Danny Castillo was expected to face Rustam Khabilov, but visa issues forced Khabilov out of the fight. He was replaced by Paul Felder, who was originally scheduled to fight at UFC Fight Night: McGregor vs. Siver.

Alexis Dufresne missed weight on her first attempt at the weigh ins, weighing in at 138 pounds. She was given additional time to make the bantamweight limit, but made no attempt to cut further. Instead, she was fined 20 percent of her purse, which went to Marion Reneau.

UFC 182 is the third longest UFC event behind UFC 136 and UFC Fight Night: Werdum vs. Tybura with a total in-cage fight time of 154 minutes and 56 seconds.

On January 6, it was announced that Jones failed a drug test prior to the event. He tested positive for benzoylecgonine, the primary metabolite of cocaine.

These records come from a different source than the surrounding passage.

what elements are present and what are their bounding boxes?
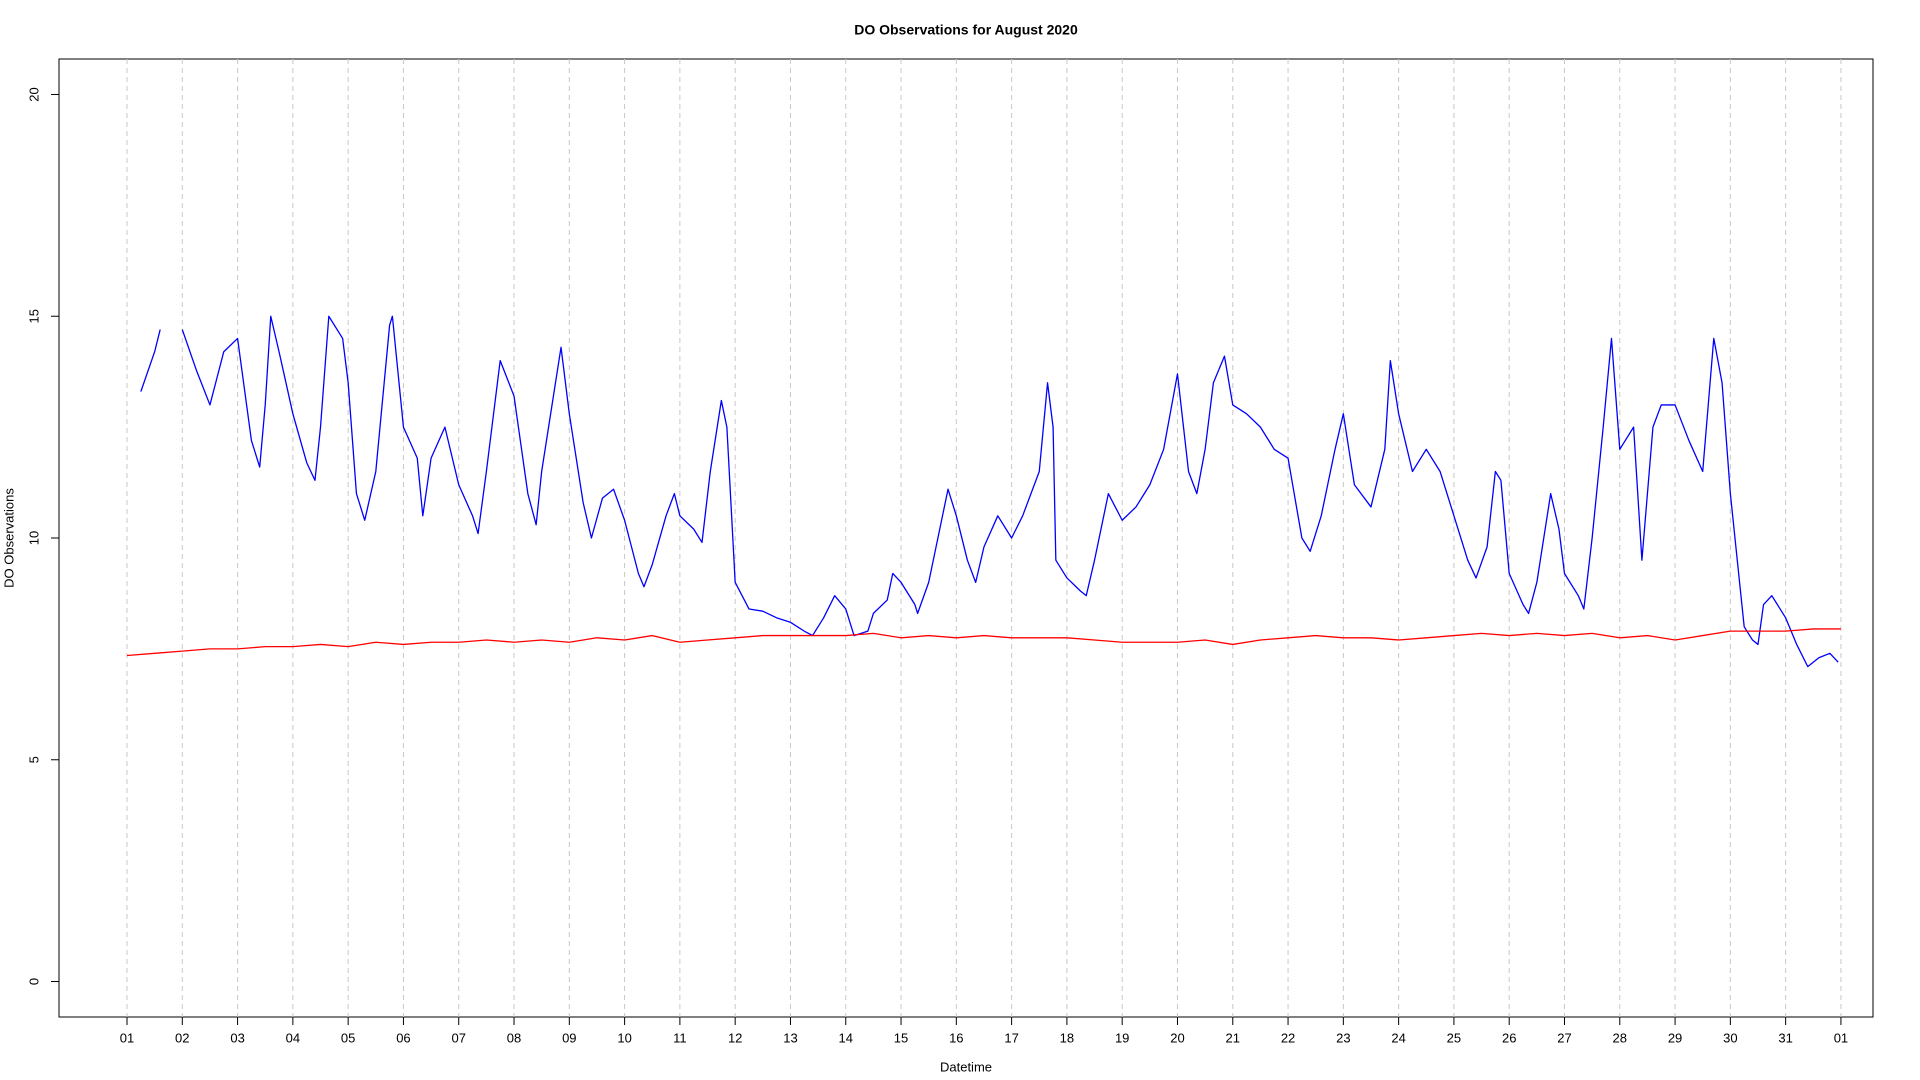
x-tick-label: 28: [1613, 1030, 1627, 1045]
x-tick-label: 06: [396, 1030, 410, 1045]
y-tick-label: 5: [26, 756, 41, 763]
y-tick-label: 15: [26, 309, 41, 323]
x-tick-label: 25: [1447, 1030, 1461, 1045]
x-tick-label: 31: [1778, 1030, 1792, 1045]
y-tick-label: 0: [26, 978, 41, 985]
data-line: [126, 628, 1841, 657]
x-tick-label: 15: [894, 1030, 908, 1045]
x-tick-label: 19: [1115, 1030, 1129, 1045]
x-tick-label: 10: [617, 1030, 631, 1045]
x-tick-label: 20: [1170, 1030, 1184, 1045]
x-tick-label: 01: [1834, 1030, 1848, 1045]
x-tick-label: 02: [175, 1030, 189, 1045]
x-tick-label: 21: [1226, 1030, 1240, 1045]
x-tick-label: 04: [286, 1030, 300, 1045]
x-tick-label: 14: [839, 1030, 853, 1045]
x-tick-label: 07: [451, 1030, 465, 1045]
x-tick-label: 09: [562, 1030, 576, 1045]
x-tick-label: 03: [230, 1030, 244, 1045]
x-tick-label: 30: [1723, 1030, 1737, 1045]
x-tick-label: 11: [673, 1030, 687, 1045]
x-tick-label: 23: [1336, 1030, 1350, 1045]
x-tick-label: 26: [1502, 1030, 1516, 1045]
plot-frame: [58, 58, 1874, 1018]
x-tick-label: 29: [1668, 1030, 1682, 1045]
x-tick-label: 13: [783, 1030, 797, 1045]
x-axis-label: Datetime: [940, 1059, 992, 1074]
y-tick-label: 20: [26, 87, 41, 101]
x-tick-label: 17: [1004, 1030, 1018, 1045]
x-tick-label: 18: [1060, 1030, 1074, 1045]
x-tick-label: 22: [1281, 1030, 1295, 1045]
x-tick-label: 01: [120, 1030, 134, 1045]
x-tick-label: 24: [1391, 1030, 1405, 1045]
data-line: [140, 315, 1839, 668]
x-tick-label: 12: [728, 1030, 742, 1045]
x-tick-label: 16: [949, 1030, 963, 1045]
y-tick-label: 10: [26, 531, 41, 545]
x-tick-label: 27: [1557, 1030, 1571, 1045]
x-tick-label: 08: [507, 1030, 521, 1045]
chart-title: DO Observations for August 2020: [854, 22, 1078, 38]
x-tick-label: 05: [341, 1030, 355, 1045]
y-axis-label: DO Observations: [1, 488, 16, 588]
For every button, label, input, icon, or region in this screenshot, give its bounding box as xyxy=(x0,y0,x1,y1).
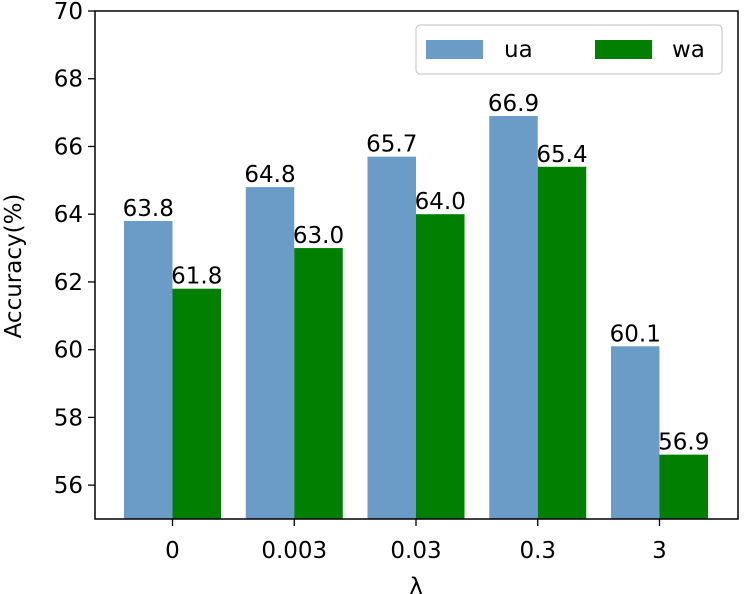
bar-value-label-wa-0: 61.8 xyxy=(171,264,222,290)
legend-swatch-wa xyxy=(595,40,652,59)
x-tick-label: 0.003 xyxy=(261,538,327,564)
legend: ua wa xyxy=(415,24,723,75)
y-tick-label: 70 xyxy=(54,0,83,25)
bar-value-label-wa-3: 65.4 xyxy=(536,142,587,168)
y-tick-label: 58 xyxy=(54,405,83,431)
legend-label-ua: ua xyxy=(504,37,533,63)
bar-ua-2 xyxy=(367,156,416,520)
bar-value-label-ua-2: 65.7 xyxy=(366,132,417,158)
y-tick-label: 60 xyxy=(54,338,83,364)
bar-wa-4 xyxy=(659,454,708,519)
x-tick-label: 0.03 xyxy=(390,538,441,564)
y-tick-label: 68 xyxy=(54,67,83,93)
x-tick-label: 3 xyxy=(652,538,667,564)
y-tick-label: 56 xyxy=(54,473,83,499)
legend-box xyxy=(415,24,723,75)
x-axis-label: λ xyxy=(409,574,423,594)
data-labels-layer: 63.8 64.8 65.7 66.9 60.1 61.8 63.0 64.0 65.4 56.9 xyxy=(123,91,710,456)
bars-layer xyxy=(124,115,708,520)
bar-ua-0 xyxy=(124,220,173,519)
bar-ua-1 xyxy=(245,187,295,519)
bar-value-label-ua-0: 63.8 xyxy=(123,196,174,222)
legend-swatch-ua xyxy=(426,40,483,59)
bar-ua-4 xyxy=(611,346,660,519)
bar-wa-1 xyxy=(294,248,343,520)
bar-value-label-wa-4: 56.9 xyxy=(658,430,709,456)
bar-wa-0 xyxy=(172,288,221,519)
legend-label-wa: wa xyxy=(672,37,705,63)
y-axis-ticks: 56 58 60 62 64 66 68 70 xyxy=(54,0,95,499)
bar-value-label-ua-3: 66.9 xyxy=(488,91,539,117)
x-axis-ticks: 0 0.003 0.03 0.3 3 xyxy=(165,519,667,564)
bar-value-label-ua-4: 60.1 xyxy=(610,321,661,347)
bar-value-label-wa-2: 64.0 xyxy=(415,189,466,215)
bar-ua-3 xyxy=(489,115,538,519)
bar-value-label-ua-1: 64.8 xyxy=(244,162,295,188)
x-tick-label: 0 xyxy=(165,538,180,564)
y-tick-label: 62 xyxy=(54,270,83,296)
x-tick-label: 0.3 xyxy=(519,538,556,564)
y-tick-label: 64 xyxy=(54,202,83,228)
y-tick-label: 66 xyxy=(54,134,83,160)
bar-wa-2 xyxy=(416,214,465,519)
y-axis-label: Accuracy(%) xyxy=(1,194,27,339)
bar-wa-3 xyxy=(537,166,587,519)
bar-value-label-wa-1: 63.0 xyxy=(293,223,344,249)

As benzoylecgonine is not banned out of competition by the World Anti-Doping Agency, the NSAC could not halt Jones from fighting at UFC 182. He was randomly tested on December 4 and the results came back on December 23, the NSAC Executive Director Bob Bennett said. Jones immediately entered rehab, though it was later revealed by his mother that he only spent one night in rehab.

On February 10, it was announced that Héctor Lombard failed a fight night drug test, testing positive for the anabolic steroid desoxymethyltestosterone. The failed drug test was responsible for the cancellation of his bout against Rory MacDonald at UFC 186. On March 23, Lombard was suspended for one year, fined and had his win over Josh Burkman overturned to a no contest by the NSAC. He was fined his original $53,000 win bonus, plus one-third of the rest of his purse, which included $53,000 in show money. In addition, Lombard also must pass a drug test prior to getting relicensed by the NSAC.

==Bonus awards==
The following fighters were awarded $50,000 bonuses:

- Fight of the Night: Jon Jones vs. Daniel Cormier
- Performance of the Night: Paul Felder and Shawn Jordan

==Reported payout==
The following is the reported payout to the fighters as reported to the Nevada State Athletic Commission. It does not include sponsor money and also does not include the UFC's traditional "fight night" bonuses.
- Jon Jones: $500,000 (no win bonus) def. Daniel Cormier: $90,000
- Donald Cerrone: $140,000 (includes $70,000 win bonus) def. Myles Jury: $16,000
- Brad Tavares: $50,000 (includes $25,000 win bonus) def. Nate Marquardt: $49,000
- Kyoji Horiguchi: $40,000 (includes $20,000 win bonus) def. Louis Gaudinot: $10,000
- Hector Lombard: $106,000 (includes $53,000 win bonus) def. Josh Burkman: $45,000
- Paul Felder: $20,000 (includes $10,000 win bonus) def. Danny Castillo: $36,000
- Cody Garbrandt: $16,000 (includes $8,000 win bonus) def. Marcus Brimage: $12,000
- Shawn Jordan: $44,000 (includes $22,000 win bonus) def. Jared Cannonier: $8,000
- Evan Dunham: $54,000 (includes $27,000 win bonus) def. Rodrigo Damm: $12,000
- Omari Akhmedov: $20,000 (includes $10,000 win bonus) def. Mats Nilsson: $8,000
- Marion Reneau: $17,600 (includes $8,000 win bonus) def. Alexis Dufresne: $6,400 ^

^ Alexis Dufresne was fined 20 percent of her purse for failing to make the required weight for her fight with Marion Reneau. That money was issued to Reneau, an NSAC official confirmed.